Clear cell sarcoma (CCS) is a rare non-rhabdomyosarcoma soft tissue sarcoma of children and young adults. CCS often occurs in deep soft tissues or beneath the fascia, most commonly in the lower extremities and, less often, in the gastrointestinal tract. The clinical course of CCS is often prolonged with multiple cases of local recurrence and late metastases. Due to the delay in the onset of symptoms, up to 30% of patients often already present with metastasis at diagnosis, resulting in a dismal prognosis. While local control for CCS usually includes wide surgical excision with radiation therapy, the propensity of the disease for metastases results in a core clinical challenge as only surgery is curative and chemotherapy and radiation are ineffective. Late relapse with metastases results in a significant unmet clinical need as surgery is not possible and effective targeted therapies have not been discovered.
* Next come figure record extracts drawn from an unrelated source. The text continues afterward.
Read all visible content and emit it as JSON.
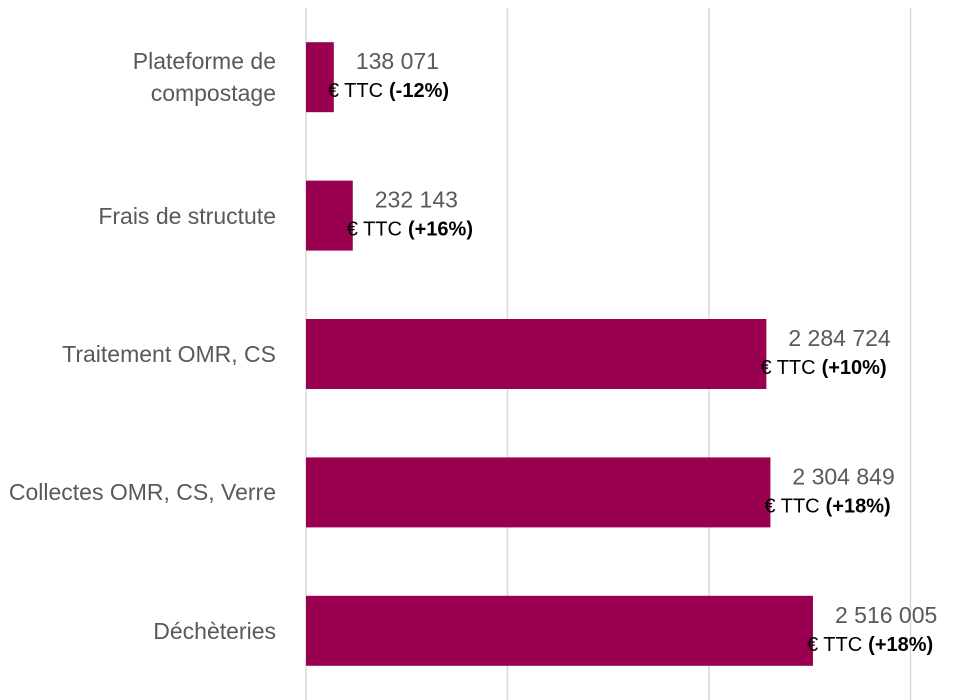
{
  "chart_data": {
    "type": "hbar",
    "categories": [
      "Plateforme de compostage",
      "Frais de structute",
      "Traitement OMR, CS",
      "Collectes OMR, CS, Verre",
      "Déchèteries"
    ],
    "values": [
      138071,
      232143,
      2284724,
      2304849,
      2516005
    ],
    "value_labels": [
      "138 071",
      "232 143",
      "2 284 724",
      "2 304 849",
      "2 516 005"
    ],
    "unit": "€ TTC",
    "changes": [
      "(-12%)",
      "(+16%)",
      "(+10%)",
      "(+18%)",
      "(+18%)"
    ],
    "color": "#99004f",
    "xlim": [
      0,
      3330000
    ],
    "xticks": [
      0,
      1000000,
      2000000,
      3000000
    ],
    "grid": true
  }
}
To meet this clinical need by developing new therapies, the biology of CCS needs to be taken into consideration: not only is the EWSR1-ATF1 chimeric transcription factor/fusion gene most commonly present, yet unidentified cooperating mutations may also be present and deserve therapeutic targeting. A presumption is that CREB binding sites bound by EWSR1-ATF1 or alternative fusions drive the cancer by turning target genes on or off, but factors related to turning off EWSR1-ATF1 at its own promoter remains one alternative therapeutic approach (i.e., epigenetic drug therapy). Nevertheless, effective treatment regimens will likely consist of drug combinations. In addition to a lack of biologically-inspired therapeutics, another challenge is evaluating drug efficacy using an affordable and timely tumor model.
We hypothesize that a systems biology approach for Clear Cell Sarcoma (CCS) will lead to a biology-driven, tumor specific, response to combination therapy and propose the following three specific aims:
- Define the genetic landscape of CCS and utilize rapid chemical screening to identify promising biology-driven drug therapeutics. This aim is currently in progress and nearing completion. Development of a CCS-focused registry is currently in progress at cc-TDI. CC-TDI has also begun assembly and analysis of all sequencing results. Global CCS resources are being procured (to date 14 cell lines from 6 different patient models – including 2 positive and 2 negative control lines – and 14 CCS tissue specimens from 10 different patients have been obtained). High-throughput exome and RNA sequencing of available cell lines and patient samples is ongoing. Screen on all cultures on a 60+ agent chemical screen of clinical trial compatible therapeutics has been completed. Candidate combination testing completed. Assessing and correlating data from sequencing and drug screening results are underway.
Define the class(es) of drugs effective against CCS and predict and validate efficacious combinatorial treatment strategies in vitro. (This aim is currently in progress.)
Develop and validate ex ovo CCS quail models for predicted drug combination and evaluate combination in vitro at clinically-relevant doses.
The childhood cancer community is extremely grateful to Sara’s Cure for their advocacy, partnership and funding support of this critical research project to accelerate treatment options for Clear Cell Sarcoma.